E é encontrando força dramática em seus protagonistas que os diálogos e a direção de Cronenberg ganham outros ares a partir do segundo ato. Criando Jung como um sujeito centrado, frio em certo aspecto e com uma postura atenciosa, Fassbender é eficiente ao retratar o conflito entre sua filosofia e a de Freud, porém, falha em demonstrar o emocional de seu relacionamento com Sabrina e as sequelas que trazem em sua vida – nunca soando genuíno o seu possível “amor” pela personagem ou ao menos interessante.

Nesta perspectiva, Keira Knightley é ainda pior ao compor Sabrina com trejeitos caricaturais absurdos e deslocados, como suas constantes risadinhas no início, sua tremedeira ou seus gritos desesperados. A atriz ainda é desconcertante ao se contorcer de todas as maneiras imagináveis no primeiro ato e remeter a sua respiração a algo que talvez seria mais pertinente num fingimento de orgasmo, por exemplo. Ciente disto, é no mínimo curioso notar que até Cronenberg, sabendo das limitações da atriz, não tenta demonstrar a evolução da personagem durante o tratamento – algo salientado pela utilização do recurso simples e precário: “dois anos depois...”.
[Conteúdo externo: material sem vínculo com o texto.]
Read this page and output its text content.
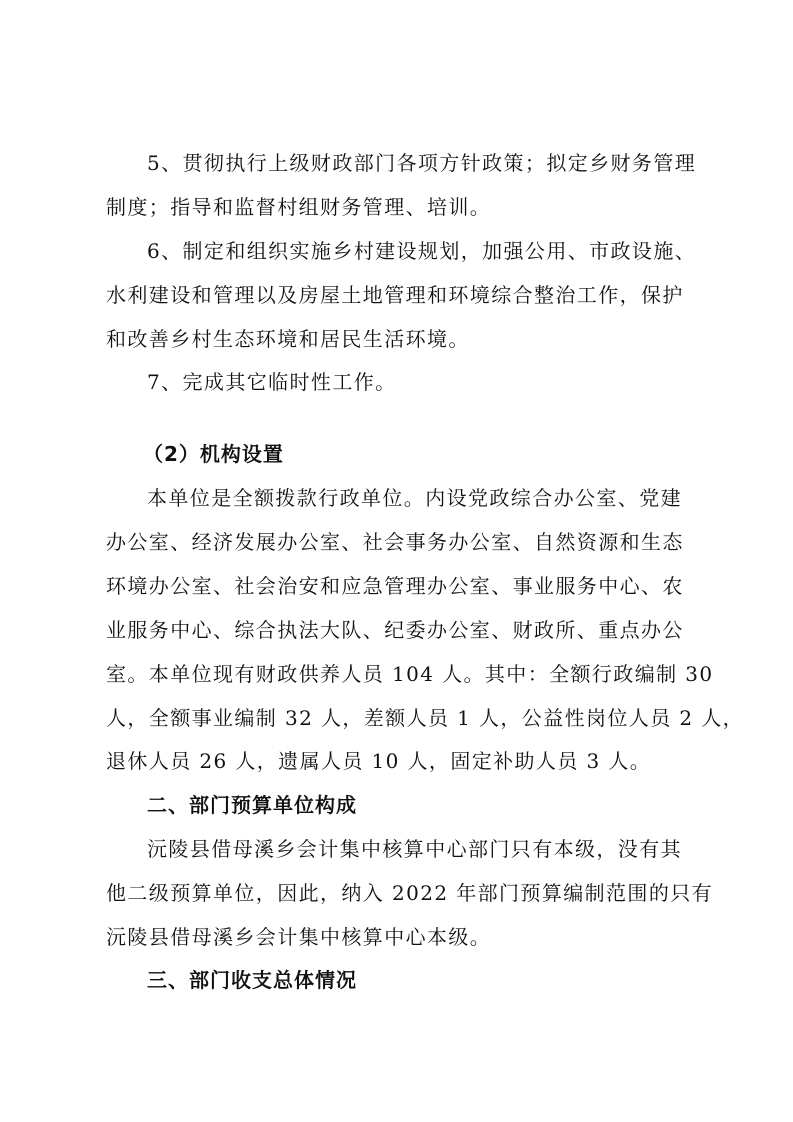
5、贯彻执行上级财政部门各项方针政策；拟定乡财务管理
制度；指导和监督村组财务管理、培训。
6、制定和组织实施乡村建设规划，加强公用、市政设施、
水利建设和管理以及房屋土地管理和环境综合整治工作，保护
和改善乡村生态环境和居民生活环境。
7、完成其它临时性工作。
（2）机构设置
本单位是全额拨款行政单位。内设党政综合办公室、党建
办公室、经济发展办公室、社会事务办公室、自然资源和生态
环境办公室、社会治安和应急管理办公室、事业服务中心、农
业服务中心、综合执法大队、纪委办公室、财政所、重点办公
室。本单位现有财政供养人员 104 人。其中：全额行政编制 30
人，全额事业编制 32 人，差额人员 1 人，公益性岗位人员 2 人，
退休人员 26 人，遗属人员 10 人，固定补助人员 3 人。
二、部门预算单位构成
沅陵县借母溪乡会计集中核算中心部门只有本级，没有其
他二级预算单位，因此，纳入 2022 年部门预算编制范围的只有
沅陵县借母溪乡会计集中核算中心本级。
三、部门收支总体情况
Por outro lado, Viggo Mortensen impressiona pela naturalidade ao personificar Sigmund Freud e a maneira com que posta sua voz. Um bom exemplo é o modo como o personagem se altera e o alto controle de temperamento, além da calma com que profere uma ofensa a alguém ou alguma coisa. Assim, torna-se sempre fascinante observar a maneira de agir de Freud em determinados momentos da narrativa, como quando se sente desconfortável ao entrar no barco de Jung ou o olhar suplicante, em uma das várias discussões entre os dois analistas, buscando o bom senso do amigo. Ao passo que Vincent Cassel é competente ao compor Gross como alguém inquieto e que sempre está preocupado com algo.

Deixando suas melhores cartas para o final, Cronenberg consegue não apenas fechar todas suas subtramas no terceiro ato, como também dar substância para tudo que havíamos visto na narrativa até então. Do mesmo modo, o diretor ainda nos proporciona um plano excepcional ao mostrar Freud e Jung de lados opostos de uma mesa de debate, evidenciando as diferenças dos dois. E mesmo que aqui o lado obscuro ou macabro de Cronenberg não é apresentado, não dá para não notar que vimos mais um filme do diretor quando nos deparamos com Sabrina, depois de um ato sexual, afirmando: “há um poema do Lermontov que não sai da minha cabeça...”.